次に場所がわからなくなります。慣れた道でも迷子になってしまったり、自宅のトイレの場所がわからなくなってしまうことがあります。
認知症が進むと、目の前にいる人が誰だかわからなくなります。自分の年齢も曖昧になります。
・時計、カレンダーが役に立つ
表示が目立ち、決まった時間に音がなる時計。今日が何日か、予定はいつか、カレンダーに印をつけるなど、目や耳で生活の流れやリズムを維持できるような工夫が必要です。
・トイレに「トイレ」と紙に書いて貼る
トイレとわかるような文字や絵を扉に大きく紙に書いて貼るだけで解決できることもあります。トイレの場所がわからないことで、排尿が間に合わず「失禁」ということになると、自尊心が傷ついてしまいます。様々な工夫をすることで、それを回避できることがあります。

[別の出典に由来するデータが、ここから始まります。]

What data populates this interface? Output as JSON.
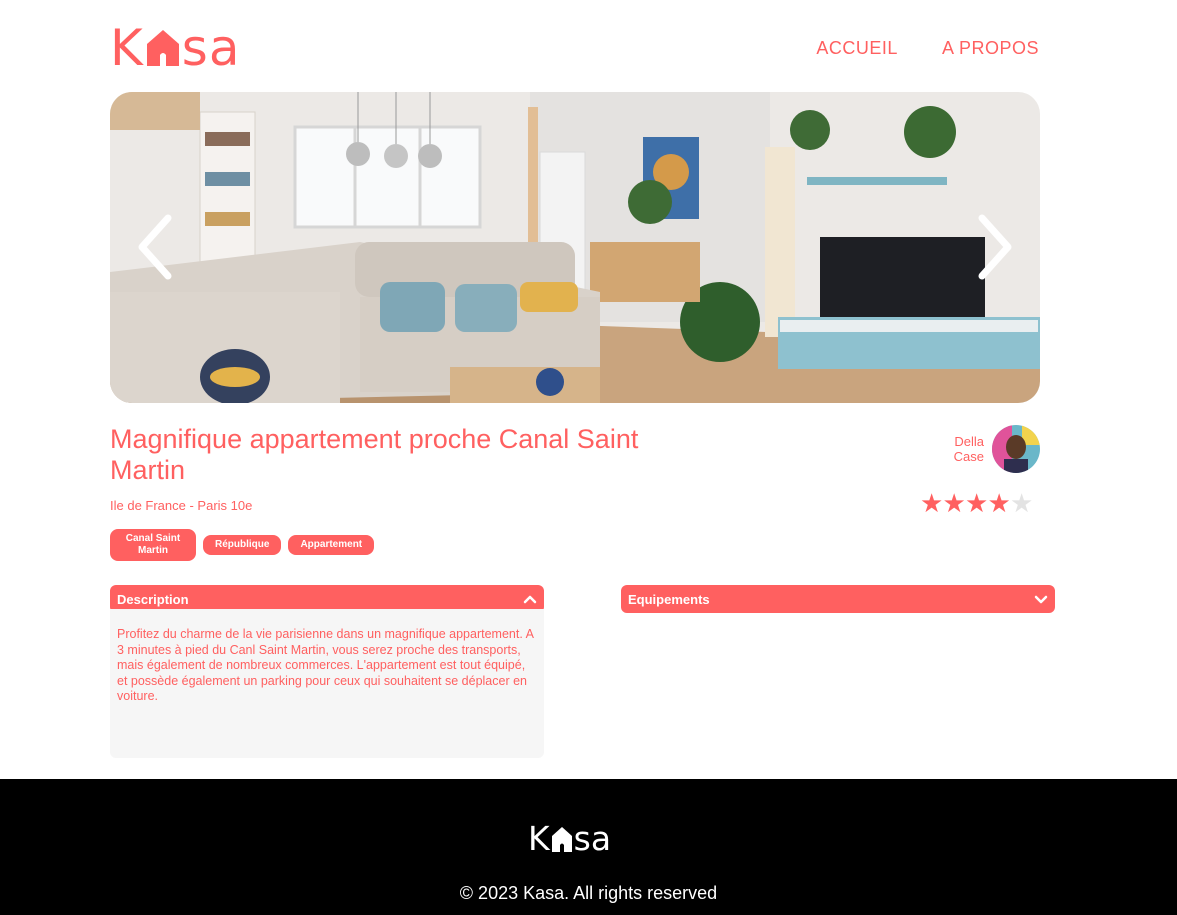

見当識障害には波があります。今日わからなくても明日わかることがあります。どこまで理解しているか確認するために、「わかる?」「この人誰?」と聞いてしまいがちです。こういった質問によって、自信と意欲を失くしてしまいます。わからないことをタイミングよくフォローすることで、安心と信頼を得ることができます。
介護する方に一番にして欲しいことは、「自分に見当識障害があったら、どういう気持ちになるか」を想像することです。介護者のストレスも減り、寄り添ってケアする第一歩になると思います。
※中核症状:記憶や判断力の低下など、日常生活に支障をきたすような脳の機能が全体的に低下する状態です。